Ik kan me blijven verbazen dat zoveel oude liederen de eeuwen overleefd hebben. Dat we vijfhonderd jaar muziek gewoon van het internet kunnen halen. De romance van de gevangene is bewaard gebleven omdat het was opgenomen in een liedboek dat indertijd voor het Spaanse hof werd samengesteld. Dit liedboek, het Cancionero de Palacio, bevat maar liefst vijfhonderd liedjes. En hier komen poëzie en werkelijkheid samen, want aan datzelfde hof bevond zich een prinses voor wie de woorden profetisch bleken: zij zou eindigen als gevangene …

Juana van Castilië. Bron: Wiki
Prinses en later koningin Juana ging de geschiedenis in als ‘Juana la Loca’ (loco betekent gek). Aan het einde van de vijftiende eeuw werd ze geboren in Toledo. Het schijnt dat de jonge prinses een zeer intelligente* dame was. Ze was voorbestemd voor een belangwekkend huwelijk en dat gebeurde ook, want ze trouwde (ze was toen zestien) met Filips de Schone, koning van Vlaanderen en nog een paar stukjes Europa. Ze vonden elkaar meteen tof en kregen maar liefst zes kinderen die allemaal overleefden. Zeer bijzonder voor die tijd, ik bedoel dat ze overleefden.

Toen haar broer stierf, werd Juana officieel erfgename van de Spaanse troon.
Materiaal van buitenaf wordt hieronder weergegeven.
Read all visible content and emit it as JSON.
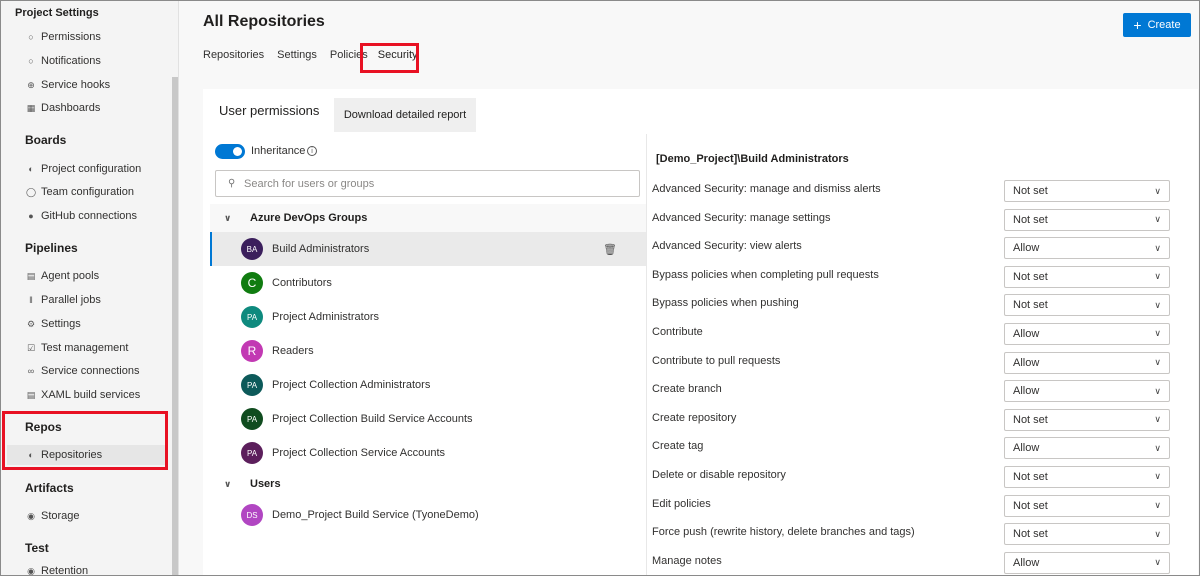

Niet lang daarna verloor ze ook haar moeder en werd ze koningin. Niet fijn voor haar vader Ferdinand, want die was daarmee in één klap zijn koninklijke status kwijt. Heel toevallig staken rondom die tijd geruchten de kop op dat er iets mis was tussen de koninklijke oren van de nieuwe koningin. Een mooie gelegenheid voor pa (die munten liet slaan met het opschrift ‘Ferdinand en Juana, koning en koningin van Spanje’) maar ook voor haar knappe echtgenoot (die ook munten liet slaan, deze met het opschrift ‘Filips en Juana, koning en koningin van Spanje’).
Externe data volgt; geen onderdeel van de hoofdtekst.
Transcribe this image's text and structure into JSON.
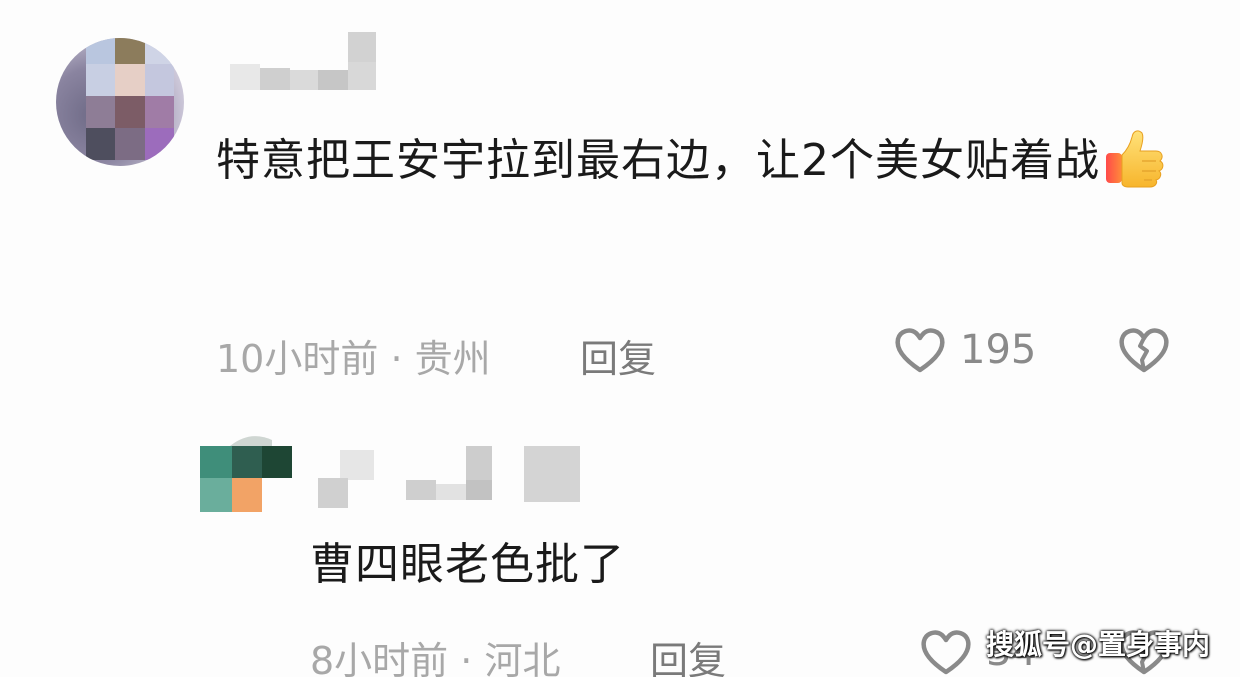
{
  "comments": [
    {
      "avatar_colors": [
        "#b9c6df",
        "#8c7c5c",
        "#cfd4e6",
        "#c8cfe3",
        "#e6cfc6",
        "#c4c7de",
        "#8e7d96",
        "#7c5c66",
        "#a07ca6",
        "#4e4e5e",
        "#7c6c84",
        "#9c6cbc"
      ],
      "text": "特意把王安宇拉到最右边，让2个美女贴着战",
      "time": "10小时前",
      "separator": "·",
      "location": "贵州",
      "reply_label": "回复",
      "like_count": "195"
    },
    {
      "avatar_colors": [
        "#3f8e7a",
        "#2f5e50",
        "#1e4634",
        "#6aae9c",
        "#f2a366",
        "#f1f1f1"
      ],
      "text": "曹四眼老色批了",
      "time": "8小时前",
      "separator": "·",
      "location": "河北",
      "reply_label": "回复",
      "like_count": "34"
    }
  ],
  "watermark": "搜狐号@置身事内",
  "icons": {
    "like": "heart-outline-icon",
    "dislike": "broken-heart-icon",
    "thumbs_up": "thumbs-up-emoji"
  },
  "colors": {
    "text": "#1a1a1a",
    "meta": "#a8a8a8",
    "reply": "#7a7a7a",
    "icon": "#8a8a8a"
  }
}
Shakespeare mag van al die details een mooie tragedie maken, genaamd ‘Juana the Mad’, maar laten we het verhaal zo kort mogelijk houden. Juana was 25 jaar oud toen ze wilsonbekwaam verklaard werd en opgesloten in een klooster.
Daar werd in de loop van de jaren een kleine verzameling miniatuur-kopieën van het Cancionero, het liedboek, aangelegd. De kopietjes overleefden in de vorm van een boekje en zijn veel later bij het officiële Cancionero gevoegd. Misschien waren dit wel Juana’s lievelingsliedjes, uit de tijd dat ze nog koningin was. Ik stel me voor dat de hofmuzikanten ze voor haar speelden, of dat ze zelf haar gitaar ter hand nam, of danste op de aanstekelijke Spaanse ritmes.

Misschien heeft Juana in haar gevangenschap wel een paar stukken aan de nonnen voorgespeeld en gezegd: ‘Kunnen jullie me iemand sturen die deze liedjes wil uitschrijven? Dit zijn mijn favorieten, weet u. Volgens mij kan Zuster Infatigata dat wel doen, die heeft een goed muzikaal gehoor en ze kan zo mooi kalligraferen. Stuur haar toch eens langs vandaag or morgen.’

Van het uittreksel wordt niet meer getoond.